Program for Jewish Genetic Health Educational Weekend in Pittsburgh Commemorates YU Alumnus
The Program for Jewish Genetic Health (PJGH), a joint initiative of Yeshiva University and its Albert Einstein College of Medicine, visited Pittsburgh earlier this month to deliver a weekend full of educational programming surrounding Jewish genetic health issues, in commemoration of the 10th yahrzeit [anniversary of death] of YU alumnus “Mikey” Butler ’02YC. Butler was afflicted with cystic fibrosis (CF), a Jewish genetic disease, and fought it valiantly and bravely until his untimely passing in 2004 at the age of 24.
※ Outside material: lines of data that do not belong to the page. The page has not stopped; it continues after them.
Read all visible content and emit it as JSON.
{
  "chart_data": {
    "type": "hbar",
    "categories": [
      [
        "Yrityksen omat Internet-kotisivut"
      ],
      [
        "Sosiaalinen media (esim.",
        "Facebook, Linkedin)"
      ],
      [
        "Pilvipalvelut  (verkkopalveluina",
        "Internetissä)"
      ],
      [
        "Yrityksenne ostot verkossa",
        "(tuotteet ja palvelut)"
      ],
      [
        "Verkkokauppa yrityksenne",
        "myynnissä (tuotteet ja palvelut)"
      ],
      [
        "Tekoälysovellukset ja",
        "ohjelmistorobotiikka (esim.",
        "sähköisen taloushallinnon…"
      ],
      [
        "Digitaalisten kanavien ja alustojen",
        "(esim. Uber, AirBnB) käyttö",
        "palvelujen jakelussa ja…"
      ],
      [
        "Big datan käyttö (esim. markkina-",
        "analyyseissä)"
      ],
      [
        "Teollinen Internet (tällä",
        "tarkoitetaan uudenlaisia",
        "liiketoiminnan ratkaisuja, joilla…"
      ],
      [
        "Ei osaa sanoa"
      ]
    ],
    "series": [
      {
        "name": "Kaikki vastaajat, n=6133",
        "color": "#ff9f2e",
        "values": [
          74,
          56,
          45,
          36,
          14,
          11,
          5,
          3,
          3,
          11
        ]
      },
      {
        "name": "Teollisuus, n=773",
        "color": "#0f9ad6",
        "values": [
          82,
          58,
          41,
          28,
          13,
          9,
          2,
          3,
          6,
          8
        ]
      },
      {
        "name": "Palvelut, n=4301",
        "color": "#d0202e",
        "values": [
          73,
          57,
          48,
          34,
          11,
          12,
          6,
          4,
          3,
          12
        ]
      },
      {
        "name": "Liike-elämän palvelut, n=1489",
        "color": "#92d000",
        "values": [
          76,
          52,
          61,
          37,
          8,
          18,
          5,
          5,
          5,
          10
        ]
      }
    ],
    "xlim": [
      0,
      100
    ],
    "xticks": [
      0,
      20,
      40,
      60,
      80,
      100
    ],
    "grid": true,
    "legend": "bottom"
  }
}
The Mikey Butler Yahrzeit Weekend was the brainchild of his mother, Nina (Novetsky) Butler’78S, who sought a way to honor Mikey’s memory while delivering community outreach to the Pittsburgh Jewish community. After learning about the PJGH bringing a weekend of educational programming on Jewish genetic issues to Memphis a year earlier, she worked with PJGH personnel to develop a series of talks for a host of different audiences, including students, parents, young professionals and medical professionals. The events drew approximately 700 Pittsburghers over the weekend.
Butler’s battle with CF, one of the genetic diseases afflicting Ashkenazi Jews, was well known when he attended YU. Then-YU president Rabbi Norman Lamm personally conferred a bachelor’s degree in political science and business on Butler in a surprise, private ceremony at Pittsburgh International Airport.
“We wanted to do something constructive and positive with the pain of losing Mikey,” said Nina. “Mikey loved YU, so teaming up with YU’s Program for Jewish Genetic Health made perfect sense.” Nina then went to work, recruiting more than 25 Pittsburgh area Jewish organizations across various backgrounds and affiliations to co-sponsor the weekend’s events.
Topics that the PJGH presented to the Pittsburgh community included carrier screening for Jewish genetic diseases, pre-implantation genetic diagnosis (a form of in-vitro fertilization for couples who both are carriers of the same Jewish genetic disease), hereditary breast and ovarian cancer in the Jewish population and screening for BRCA gene mutations, disclosure and stigma issues, and the future of genetics.
“The Program for Jewish Genetic Health speakers dazzled our audiences,” said Nina. “Danny [her husband] and I are deeply appreciative of YU’s support and partnership in honoring our son’s memory by providing such meaningful programming for our community.”